Whole-Body Teleoperation for Mobile Manipulation at Zero Added Cost

TL;DR

MoMa-Teleop introduces a zero-added-cost, whole-body teleoperation framework for mobile manipulators by letting humans control only the end-effector with standard interfaces, while a pretrained base agent handles base and torso motions to realize feasible, collision-avoiding, whole-body trajectories. The end-effector signals are inferred into m$_{ee}$ trajectories and fed to an N$^2$M$^2$ base policy, enabling smooth, anticipatory movement and robust operation in cluttered environments. The approach yields faster completion times and higher data quality for imitation learning, demonstrated across multiple robots and tasks, and supports rapid learning of new skills from as few as five demonstrations using TAPAS-GMM. The work also provides a thorough analysis of data quality and generalization, showing ee-only policies generalize better to new contexts than joint base–end-effector models, and it makes code publicly available for community use and large-scale data collection.

Abstract

Demonstration data plays a key role in learning complex behaviors and training robotic foundation models. While effective control interfaces exist for static manipulators, data collection remains cumbersome and time intensive for mobile manipulators due to their large number of degrees of freedom. While specialized hardware, avatars, or motion tracking can enable whole-body control, these approaches are either expensive, robot-specific, or suffer from the embodiment mismatch between robot and human demonstrator.
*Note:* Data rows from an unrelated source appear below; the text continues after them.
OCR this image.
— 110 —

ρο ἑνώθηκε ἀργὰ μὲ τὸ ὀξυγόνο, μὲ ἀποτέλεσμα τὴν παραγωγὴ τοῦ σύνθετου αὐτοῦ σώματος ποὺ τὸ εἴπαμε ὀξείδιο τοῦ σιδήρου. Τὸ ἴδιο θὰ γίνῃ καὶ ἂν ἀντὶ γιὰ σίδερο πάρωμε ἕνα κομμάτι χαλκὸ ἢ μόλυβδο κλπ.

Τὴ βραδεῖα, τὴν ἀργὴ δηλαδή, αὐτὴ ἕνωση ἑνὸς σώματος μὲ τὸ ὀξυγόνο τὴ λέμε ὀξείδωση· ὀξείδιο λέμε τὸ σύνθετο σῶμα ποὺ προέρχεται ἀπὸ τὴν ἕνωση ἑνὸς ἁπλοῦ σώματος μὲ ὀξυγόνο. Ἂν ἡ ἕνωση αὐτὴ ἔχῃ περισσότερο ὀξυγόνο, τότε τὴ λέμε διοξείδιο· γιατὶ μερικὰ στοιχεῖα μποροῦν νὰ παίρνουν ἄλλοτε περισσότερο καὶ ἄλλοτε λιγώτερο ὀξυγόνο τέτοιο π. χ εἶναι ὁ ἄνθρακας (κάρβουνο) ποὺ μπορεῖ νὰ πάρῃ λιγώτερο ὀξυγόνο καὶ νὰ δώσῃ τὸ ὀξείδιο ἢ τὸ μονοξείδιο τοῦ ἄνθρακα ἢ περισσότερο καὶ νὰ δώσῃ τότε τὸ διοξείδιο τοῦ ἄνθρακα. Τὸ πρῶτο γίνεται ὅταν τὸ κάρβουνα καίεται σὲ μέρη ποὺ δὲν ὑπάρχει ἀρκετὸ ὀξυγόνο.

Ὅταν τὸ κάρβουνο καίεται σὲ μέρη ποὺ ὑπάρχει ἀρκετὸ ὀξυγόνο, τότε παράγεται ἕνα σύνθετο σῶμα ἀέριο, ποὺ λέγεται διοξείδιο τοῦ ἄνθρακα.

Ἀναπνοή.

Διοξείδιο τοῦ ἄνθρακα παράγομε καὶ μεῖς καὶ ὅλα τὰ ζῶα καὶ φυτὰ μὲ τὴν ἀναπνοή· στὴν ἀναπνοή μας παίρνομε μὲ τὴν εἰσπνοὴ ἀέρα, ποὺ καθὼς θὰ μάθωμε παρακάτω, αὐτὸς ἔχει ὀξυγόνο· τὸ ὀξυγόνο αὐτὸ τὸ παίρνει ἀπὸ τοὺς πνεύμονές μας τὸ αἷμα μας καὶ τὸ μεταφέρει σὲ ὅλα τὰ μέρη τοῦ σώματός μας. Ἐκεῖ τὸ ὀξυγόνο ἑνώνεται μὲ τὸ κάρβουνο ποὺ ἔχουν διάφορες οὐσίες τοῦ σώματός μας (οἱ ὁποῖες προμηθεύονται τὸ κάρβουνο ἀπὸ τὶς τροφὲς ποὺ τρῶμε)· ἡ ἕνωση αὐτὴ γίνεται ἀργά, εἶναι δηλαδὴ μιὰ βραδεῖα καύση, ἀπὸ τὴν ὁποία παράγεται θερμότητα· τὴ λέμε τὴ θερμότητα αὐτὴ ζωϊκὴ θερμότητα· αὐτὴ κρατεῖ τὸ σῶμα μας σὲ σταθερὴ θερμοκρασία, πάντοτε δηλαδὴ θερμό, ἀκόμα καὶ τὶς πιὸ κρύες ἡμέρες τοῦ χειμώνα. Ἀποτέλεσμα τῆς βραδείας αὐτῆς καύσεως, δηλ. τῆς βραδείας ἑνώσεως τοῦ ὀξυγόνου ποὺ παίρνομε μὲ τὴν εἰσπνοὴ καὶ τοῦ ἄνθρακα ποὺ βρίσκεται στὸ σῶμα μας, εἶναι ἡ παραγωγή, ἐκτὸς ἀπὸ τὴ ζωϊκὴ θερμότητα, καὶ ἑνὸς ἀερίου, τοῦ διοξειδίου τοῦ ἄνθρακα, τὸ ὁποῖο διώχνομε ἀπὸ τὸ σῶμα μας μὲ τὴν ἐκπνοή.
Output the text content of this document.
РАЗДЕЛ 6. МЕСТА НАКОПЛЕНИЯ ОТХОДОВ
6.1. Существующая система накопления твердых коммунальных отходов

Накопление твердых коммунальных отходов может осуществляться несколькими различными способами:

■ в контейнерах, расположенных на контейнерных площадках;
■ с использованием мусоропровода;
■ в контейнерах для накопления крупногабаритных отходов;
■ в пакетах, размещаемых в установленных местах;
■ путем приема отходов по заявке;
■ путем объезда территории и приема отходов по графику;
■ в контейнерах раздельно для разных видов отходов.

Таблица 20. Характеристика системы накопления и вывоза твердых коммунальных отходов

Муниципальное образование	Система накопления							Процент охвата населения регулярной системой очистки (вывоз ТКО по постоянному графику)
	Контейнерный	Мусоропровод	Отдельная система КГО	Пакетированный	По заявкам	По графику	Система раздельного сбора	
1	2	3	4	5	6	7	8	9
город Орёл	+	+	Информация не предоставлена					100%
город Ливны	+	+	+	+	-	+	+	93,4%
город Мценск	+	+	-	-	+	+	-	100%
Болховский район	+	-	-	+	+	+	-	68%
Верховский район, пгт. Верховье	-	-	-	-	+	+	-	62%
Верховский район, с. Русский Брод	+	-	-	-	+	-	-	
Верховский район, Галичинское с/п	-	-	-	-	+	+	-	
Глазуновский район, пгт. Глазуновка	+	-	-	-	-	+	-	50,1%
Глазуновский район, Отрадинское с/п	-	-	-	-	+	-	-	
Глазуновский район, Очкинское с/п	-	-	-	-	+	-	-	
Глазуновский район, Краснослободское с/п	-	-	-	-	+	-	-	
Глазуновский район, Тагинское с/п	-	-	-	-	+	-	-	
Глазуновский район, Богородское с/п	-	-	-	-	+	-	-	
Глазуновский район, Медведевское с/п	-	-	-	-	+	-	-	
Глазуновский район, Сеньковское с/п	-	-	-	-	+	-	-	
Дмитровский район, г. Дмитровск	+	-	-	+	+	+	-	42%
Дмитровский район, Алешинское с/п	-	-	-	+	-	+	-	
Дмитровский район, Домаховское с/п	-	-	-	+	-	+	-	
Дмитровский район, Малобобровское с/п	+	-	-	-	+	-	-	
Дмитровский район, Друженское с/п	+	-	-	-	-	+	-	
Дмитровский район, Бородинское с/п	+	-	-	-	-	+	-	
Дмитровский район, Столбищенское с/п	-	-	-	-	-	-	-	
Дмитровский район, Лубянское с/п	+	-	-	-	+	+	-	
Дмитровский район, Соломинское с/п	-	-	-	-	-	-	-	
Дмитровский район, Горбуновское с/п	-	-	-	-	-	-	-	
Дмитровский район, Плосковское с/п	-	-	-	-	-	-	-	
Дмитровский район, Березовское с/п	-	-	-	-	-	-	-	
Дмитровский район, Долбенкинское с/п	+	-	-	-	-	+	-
In this work, we present MoMa-Teleop, a novel teleoperation method that infers end-effector motions from existing interfaces and delegates the base motions to a previously developed reinforcement learning agent, leaving the operator to focus fully on the task-relevant end-effector motions. This enables whole-body teleoperation of mobile manipulators with no additional hardware or setup costs via standard interfaces such as joysticks or hand guidance. Moreover, the operator is not bound to a tracked workspace and can move freely with the robot over spatially extended tasks. We demonstrate that our approach results in a significant reduction in task completion time across a variety of robots and tasks. As the generated data covers diverse whole-body motions without embodiment mismatch, it enables efficient imitation learning. By focusing on task-specific end-effector motions, our approach learns skills that transfer to unseen settings, such as new obstacles or changed object positions, from as little as five demonstrations. We make code and videos available at https://moma-teleop.cs.uni-freiburg.de.

Figures (9)

• Figure 1: Operating mobile manipulators requires to control a large number of degrees of freedom to move base (red), arm (yellow) and end-effector (green), requiring multiple input devices or expensive exoskeletons. MoMa-Teleop infers end-effector motions from the operator and communicates them to a reinforcement learning agent to move the base in compliance by converting them to whole-body motions.
• Figure 2: MoMa-Teleop: We modularize teleoperation for mobile manipulators. The human operator controls the end-effector of the robot, through a range of possible interfaces. A reinforcement learning agent then transforms these commands into whole-body commands, moving the base in compliance to achieve the operator's desired motions, while considering the robot's kinematics and obstacle constraints.
• Figure 3: Teleoperation tasks on the HSR (left) and FMM (right) robots.
• Figure 4: Average completion times of new users. Bars indicate standard errors.
• Figure S.1: Left: Reference frame for the control inputs in the wrist camera view of the HSR robot and button assignment of MoMa-Teleop. Right: Button assignment of the original teleoperation ROS package developed for the HSR.